I am attempting to access a networked http resource from outside the network by using SSH with the -D flag. I'm using the command ssh -v -ND 8090 svr
, and svr
is set up as a host in the hostsfile.
The connection establishes successfully, but using the proxy causes my browser to hang on the TLS handshake. Sometimes the connections time out, sometimes they go through but either way this is unusable.
I've already tried using the same command to make a proxy towards a different server I have, this works fine and at a reasonable speed, so I'm fairly sure it's not my local machine.
This is the output from SSH for looking up the xkcd.com
homepage:
(severely trimmed because the spam filters don't like me)
debug1: Connection to port 8090 forwarding to socks port 0 requested.
debug1: channel 5: new [dynamic-tcpip]
debug1: Connection to port 8090 forwarding to socks port 0 requested.
debug1: channel 6: new [dynamic-tcpip]
debug1: Connection to port 8090 forwarding to socks port 0 requested.
debug1: channel 4: new [dynamic-tcpip]
debug1: Connection to port 8090 forwarding to socks port 0 requested.

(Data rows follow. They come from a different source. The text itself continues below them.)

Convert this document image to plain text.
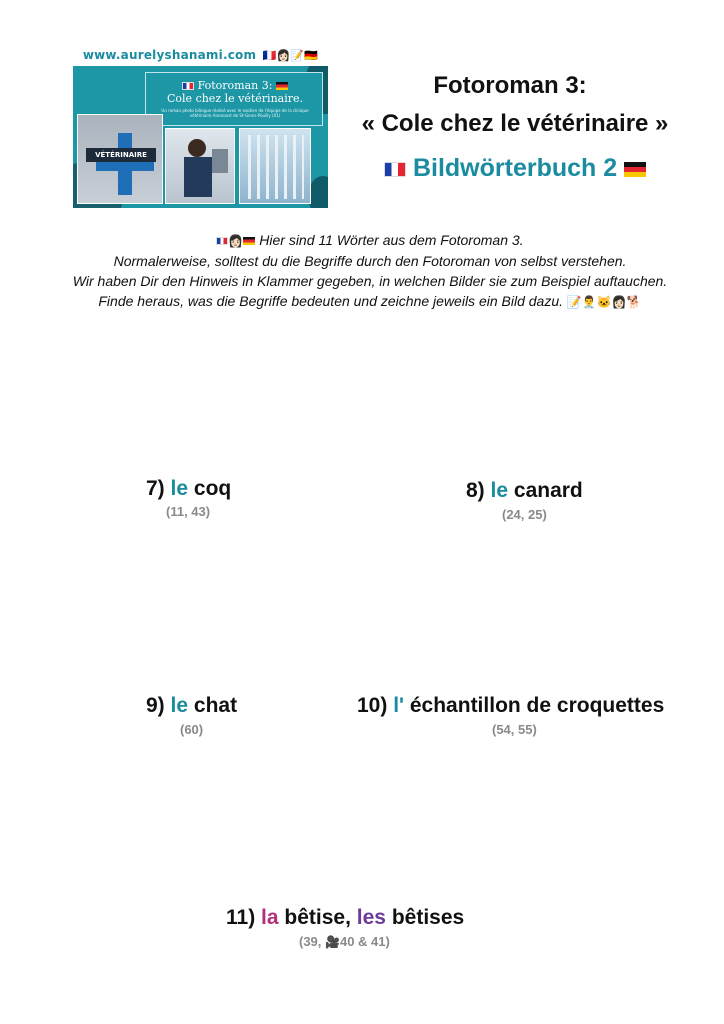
www.aurelyshanami.com 🇫🇷👩🏻📝🇩🇪
Fotoroman 3:
Cole chez le vétérinaire.
Un roman photo bilingue réalisé avec le soutien de l'équipe de la clinique vétérinaire Aronssart de St-Genis-Pouilly (01)
VÉTÉRINAIRE
Fotoroman 3:
« Cole chez le vétérinaire »
Bildwörterbuch 2
👩🏻 Hier sind 11 Wörter aus dem Fotoroman 3.
Normalerweise, solltest du die Begriffe durch den Fotoroman von selbst verstehen.
Wir haben Dir den Hinweis in Klammer gegeben, in welchen Bilder sie zum Beispiel auftauchen.
Finde heraus, was die Begriffe bedeuten und zeichne jeweils ein Bild dazu. 📝👨‍⚕️🐱👩🏻🐕
7) le coq
(11, 43)
8) le canard
(24, 25)
9) le chat
(60)
10) l' échantillon de croquettes
(54, 55)
11) la bêtise, les bêtises
(39, 🎥40 & 41)
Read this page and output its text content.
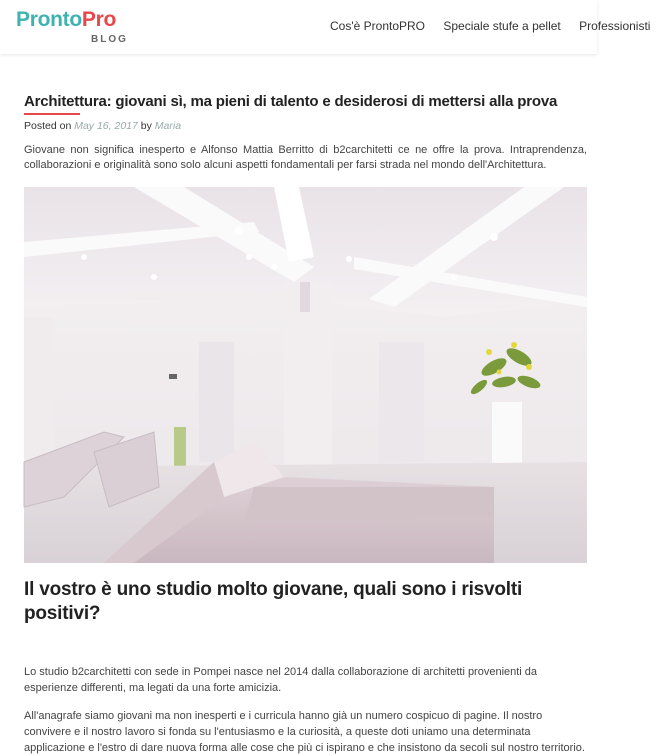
ProntoPro
BLOG
Cos'è ProntoPRO Speciale stufe a pellet Professionisti
Architettura: giovani sì, ma pieni di talento e desiderosi di mettersi alla prova
Posted on May 16, 2017 by Maria

Giovane non significa inesperto e Alfonso Mattia Berritto di b2carchitetti ce ne offre la prova. Intraprendenza, collaborazioni e originalità sono solo alcuni aspetti fondamentali per farsi strada nel mondo dell'Architettura.

Il vostro è uno studio molto giovane, quali sono i risvolti positivi?

Lo studio b2carchitetti con sede in Pompei nasce nel 2014 dalla collaborazione di architetti provenienti da esperienze differenti, ma legati da una forte amicizia.

All'anagrafe siamo giovani ma non inesperti e i curricula hanno già un numero cospicuo di pagine. Il nostro convivere e il nostro lavoro si fonda su l'entusiasmo e la curiosità, a queste doti uniamo una determinata applicazione e l'estro di dare nuova forma alle cose che più ci ispirano e che insistono da secoli sul nostro territorio.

debug1: channel 9: new [dynamic-tcpip]
debug1: channel 5: free: direct-tcpip: listening port 8090 for xkcd.com port 443, connect from 127.0.0.1 port 50477 to 127.0.0.1 port 8090, nchannels 12
debug1: channel 6: free: direct-tcpip: listening port 8090 for xkcd.com port 443, connect from 127.0.0.1 port 50478 to 127.0.0.1 port 8090, nchannels 11
debug1: channel 9: free: direct-tcpip: listening port 8090 for imgs.xkcd.com port 443, connect from 127.0.0.1 port 50489 to 127.0.0.1 port 8090, nchannels 6
debug1: channel 4: free: direct-tcpip: listening port 8090 for imgs.xkcd.com port 443, connect from 127.0.0.1 port 50486 to 127.0.0.1 port 8090, nchannels 4
The output from the healthy server looks pretty much the same.
What am I doing wrong? I have root access on the broken server, so I can change sshd settings.